RH DA COPASA TRATA ACORDOS COM DESCASO

RH DA COPASA TRATA ACORDOS COM DESCASO

24 de abril de 2024 Off Por Ti_Sindagua

O descaso da Copasa nas relações do trabalho provoca na empresa um forte clima de insatisfação e desentendimento. Desde que a empresa deixou de valorizar seus profissionais de carreira de RH para ocupar a condução do setor por chefia contratada em recrutamento amplo, agredindo o Plano de Carreiras, Cargos e Salários e a própria Constituição que exige o concurso público para contratações, as “relações humanas” vêm se deteriorando e não temos informações ou respostas efetivas sobre a «gestão de pessoas».
As demissões realizadas com um tratamento desprezível a trabalhadores que se dedicaram quase uma vida inteira pela empresa trouxeram indignação coletiva e apreensão.
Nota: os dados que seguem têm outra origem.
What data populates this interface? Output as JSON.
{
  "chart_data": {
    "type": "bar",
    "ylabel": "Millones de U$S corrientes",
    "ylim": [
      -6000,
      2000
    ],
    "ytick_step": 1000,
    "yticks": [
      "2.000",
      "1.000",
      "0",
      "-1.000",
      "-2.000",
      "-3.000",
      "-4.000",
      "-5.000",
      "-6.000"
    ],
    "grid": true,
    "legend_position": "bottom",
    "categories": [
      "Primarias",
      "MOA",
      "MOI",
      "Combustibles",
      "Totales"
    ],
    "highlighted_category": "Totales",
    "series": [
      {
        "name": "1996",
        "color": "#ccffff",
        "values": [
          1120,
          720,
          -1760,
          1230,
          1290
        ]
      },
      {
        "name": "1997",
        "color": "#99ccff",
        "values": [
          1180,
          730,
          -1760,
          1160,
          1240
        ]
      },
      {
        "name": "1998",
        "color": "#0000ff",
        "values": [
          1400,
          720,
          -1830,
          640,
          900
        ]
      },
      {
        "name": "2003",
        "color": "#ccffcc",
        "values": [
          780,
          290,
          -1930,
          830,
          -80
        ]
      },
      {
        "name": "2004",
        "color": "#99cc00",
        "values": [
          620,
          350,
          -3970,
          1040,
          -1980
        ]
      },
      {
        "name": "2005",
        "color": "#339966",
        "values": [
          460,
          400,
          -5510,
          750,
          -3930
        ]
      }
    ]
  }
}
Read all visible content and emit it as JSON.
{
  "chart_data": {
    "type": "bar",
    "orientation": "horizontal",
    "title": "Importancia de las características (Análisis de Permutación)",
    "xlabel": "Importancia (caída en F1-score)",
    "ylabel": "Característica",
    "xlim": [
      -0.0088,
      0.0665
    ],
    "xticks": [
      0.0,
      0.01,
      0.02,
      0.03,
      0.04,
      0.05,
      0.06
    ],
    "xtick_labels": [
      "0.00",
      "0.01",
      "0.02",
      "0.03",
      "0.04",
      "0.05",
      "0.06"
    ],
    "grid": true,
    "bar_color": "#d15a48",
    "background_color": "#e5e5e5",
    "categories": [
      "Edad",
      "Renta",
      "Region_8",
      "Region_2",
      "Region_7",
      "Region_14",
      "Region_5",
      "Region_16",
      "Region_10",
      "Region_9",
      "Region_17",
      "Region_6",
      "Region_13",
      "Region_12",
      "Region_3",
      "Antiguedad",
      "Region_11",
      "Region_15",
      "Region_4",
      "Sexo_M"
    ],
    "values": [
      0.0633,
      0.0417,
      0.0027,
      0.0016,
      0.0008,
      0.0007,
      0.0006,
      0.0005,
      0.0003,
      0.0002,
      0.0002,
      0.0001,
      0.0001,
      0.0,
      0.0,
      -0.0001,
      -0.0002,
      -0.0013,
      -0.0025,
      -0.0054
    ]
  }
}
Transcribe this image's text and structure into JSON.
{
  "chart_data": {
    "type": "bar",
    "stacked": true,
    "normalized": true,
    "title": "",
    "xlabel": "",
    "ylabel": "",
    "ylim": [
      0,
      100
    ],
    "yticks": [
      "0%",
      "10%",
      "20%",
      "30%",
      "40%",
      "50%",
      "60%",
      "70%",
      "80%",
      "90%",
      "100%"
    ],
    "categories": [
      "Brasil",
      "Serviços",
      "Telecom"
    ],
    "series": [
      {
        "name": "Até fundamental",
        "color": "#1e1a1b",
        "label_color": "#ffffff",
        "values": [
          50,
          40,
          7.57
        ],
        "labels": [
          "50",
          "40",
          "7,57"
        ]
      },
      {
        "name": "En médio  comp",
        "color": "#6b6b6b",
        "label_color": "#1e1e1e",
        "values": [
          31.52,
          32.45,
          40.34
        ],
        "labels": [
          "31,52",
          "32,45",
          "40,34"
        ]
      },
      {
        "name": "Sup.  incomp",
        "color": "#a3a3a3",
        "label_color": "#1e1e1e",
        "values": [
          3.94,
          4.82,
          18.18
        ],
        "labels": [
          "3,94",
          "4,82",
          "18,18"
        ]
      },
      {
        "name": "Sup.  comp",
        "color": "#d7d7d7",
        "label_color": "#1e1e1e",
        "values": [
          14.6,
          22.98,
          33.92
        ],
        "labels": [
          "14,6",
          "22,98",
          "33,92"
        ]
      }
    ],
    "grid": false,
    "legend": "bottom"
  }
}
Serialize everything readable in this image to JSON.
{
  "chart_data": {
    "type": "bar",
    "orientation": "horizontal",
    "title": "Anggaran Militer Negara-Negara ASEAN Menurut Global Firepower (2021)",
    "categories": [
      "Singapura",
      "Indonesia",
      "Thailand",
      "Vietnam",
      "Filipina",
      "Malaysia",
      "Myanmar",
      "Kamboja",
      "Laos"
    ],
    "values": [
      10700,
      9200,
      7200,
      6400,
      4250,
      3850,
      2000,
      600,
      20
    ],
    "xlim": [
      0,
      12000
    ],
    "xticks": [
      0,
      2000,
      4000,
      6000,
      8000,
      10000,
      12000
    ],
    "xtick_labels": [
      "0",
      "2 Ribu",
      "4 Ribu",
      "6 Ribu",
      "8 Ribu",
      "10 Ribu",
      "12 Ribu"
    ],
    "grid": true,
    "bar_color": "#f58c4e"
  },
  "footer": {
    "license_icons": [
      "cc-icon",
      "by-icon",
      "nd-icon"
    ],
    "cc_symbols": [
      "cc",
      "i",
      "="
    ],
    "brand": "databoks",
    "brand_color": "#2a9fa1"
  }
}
Trabalhadores foram comunicados intempestivamente, descartados, sem uma preparação mínima de respeito aos traumas que cada um passou a sofrer diante das demissões injustas e irregulares, que já estão sendo contestadas pelo Sindicato judicialmente.
No último dia 18 de abril, fomos obrigados a oficializar ao próprio presidente da Copasa, dificuldades de relacionamentos com a unidade de Recursos Humanos da empresa, que não atende aos pleitos da entidade sindical e nem responde aos documentos encaminhados.
A própria Copasa encaminhou ao Sindicato em janeiro uma proposta de Acordo Coletivo Extraordinário, onde atendia ao pleito de trabalhadores para implantação de ajuda de custo para despesas de combustível realizadas por operadores de Estações de Tratamentos de Água e de Esgoto nas localidades não servidas por conduções regulares, inexistentes ou de difícil acesso.
A diretoria plena do Sindicato, após consulta aos trabalhadores, retornou à empresa, no dia 23 de janeiro/2024, a indicação pela aprovação da proposta, solicitando o documento para assinatura à superintendente de Recursos Humanos, Glenda Lucia Pessoa Arthuzo. Para piorar ainda o que só pode ser entendido como orientação do RH da empresa, gerentes locais estão atribuindo a demora no atendimento ao Sindicato, mentindo que a entidade é que teria «colocado a proposta debaixo do braço».
Infelizmente estamos aguardando até hoje a tomada de providência da profissional contratada pela Copasa, que não encaminhou a determinação da empresa para o contrato, levando os trabalhadores a cobrarem insistentemente a medida, pois continuam exercendo atividades em locais ermos, sem condução e gastando do próprio bolso com o transporte para garantirem a qualidade do tratamento de água servida à população e do tratamento de esgotos para proteção ambiental.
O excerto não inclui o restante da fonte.